Ironic really, I missed a Skype appointment with my Dad to watch a film about disjointed families and in particular, father-son relationships.
Why does it generally seem more difficult for characters in films to establish stable relationships with Fathers rather than Mothers? There seems to be a glamorized mystery around a Father who leaves the familial home: the unknown parent is always somewhat alluring in this case. Even if it is not specifically alluded to, it seems to be more acceptable than witnessing a mother do the same. Anyway, according to Scott Stossel writing in The Business Insider, for men to be happy a good relationship with their mother is paramount; ‘Men who had “warm” childhood relationships with their mothers earned an average of $87,000 more a year than men whose mothers were uncaring’. Read more: http://www.theatlantic.com/magazine/archive/2013/05/thanks-mom/309287/#ixzz2RzZiNWoT. Successful directors probably see their mothers as Saints.

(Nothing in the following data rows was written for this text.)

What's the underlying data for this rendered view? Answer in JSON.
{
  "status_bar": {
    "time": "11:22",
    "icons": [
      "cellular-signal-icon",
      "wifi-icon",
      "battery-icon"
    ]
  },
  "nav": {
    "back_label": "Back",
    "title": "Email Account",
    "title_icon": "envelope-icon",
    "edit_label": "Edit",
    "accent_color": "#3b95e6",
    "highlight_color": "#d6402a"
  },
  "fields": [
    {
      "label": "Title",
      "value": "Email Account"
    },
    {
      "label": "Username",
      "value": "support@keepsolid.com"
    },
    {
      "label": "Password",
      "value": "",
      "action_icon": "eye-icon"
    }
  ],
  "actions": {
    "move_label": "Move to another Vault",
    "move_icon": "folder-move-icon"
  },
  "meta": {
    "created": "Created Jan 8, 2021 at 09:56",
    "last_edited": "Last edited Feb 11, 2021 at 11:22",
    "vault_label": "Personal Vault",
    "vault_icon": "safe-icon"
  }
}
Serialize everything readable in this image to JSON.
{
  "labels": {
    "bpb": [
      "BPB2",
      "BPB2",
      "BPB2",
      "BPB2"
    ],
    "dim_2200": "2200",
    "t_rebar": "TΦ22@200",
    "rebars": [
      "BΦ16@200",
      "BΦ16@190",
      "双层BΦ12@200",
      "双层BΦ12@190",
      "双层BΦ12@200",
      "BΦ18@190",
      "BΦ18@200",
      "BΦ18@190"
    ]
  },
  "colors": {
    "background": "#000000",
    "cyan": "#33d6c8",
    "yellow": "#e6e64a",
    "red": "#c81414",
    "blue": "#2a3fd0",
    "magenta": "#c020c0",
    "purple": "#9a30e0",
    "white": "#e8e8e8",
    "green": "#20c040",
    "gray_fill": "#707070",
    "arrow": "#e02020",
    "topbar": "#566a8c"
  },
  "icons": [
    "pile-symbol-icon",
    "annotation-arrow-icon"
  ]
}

Contrastingly, the protagonists in ‘A Place Beyond the Pines’ are people who were born into unhappiness, and have it deeply engrained within their personal history. How does one escape this unhappiness when so much depends on our early relationships, especially with our parents? In other words, it is a vicious cycle. Cianfrance seems painfully aware of this inescapable character predicament, that is perfectly captured in a singular moment when Luke (Ryan Gosling) meets the eye of the man (Robin played by Ben Mendelsohn) who will ultimately lead him on a downward path of destruction, whilst they are both coincidentally racing motor/quad bikes in the Schenectady forest at the same time.
A cinematographic parallel which springs to mind is Kurosawa’s rapid camera movements and innovative shift in focus from the Samurai’s to the trees in the film ‘The Seven Samurai’. In ‘A Place Beyond the Pines’ the camera ducks and dives to keep up with Luke on his motorbike, applying the same ethos, energy, and intensity, implying a great rush of adrenaline. However, when eyes meet, everything slows down with a fateful perception of events yet to happen. We can sense Luke’s journey is sealed.
Luke had made ripples; creating a disconnect in Avery (Bradley Cooper) between his professional and private self that was never repaired. In turn this was transferred to Averys’ son, AJ (Emory Cohen) who through no fault of his own, appears never to establish a viable relationship with his father. This was stated directly by Avery in his counseling sessions ‘I can’t look at my son anymore’. This coincided with the time Luke came into their lives. The shadow of Luke weighs heavily upon the film as it unfolds. Ironically, Avery’s healthy relationship to his own father is the linchpin of his professional success.
The overarching theme of cyclical paternal relationships is difficult to escape. People are formed from their personal histories and circumstances which become embedded in their psychies, Luke was desperate to protect his son from this and half-succeded. The ending, for me, was a optimistic moment which cast a rare positive light on his legacy.
Conclusion- was it a good film?
Considering that the budget was almost double that of ‘Blue Valentine’ Cianfrance dealt intelligently with tricky subjects and a sizeable leap in scale, proving that he can competently handle blockbuster ambitions.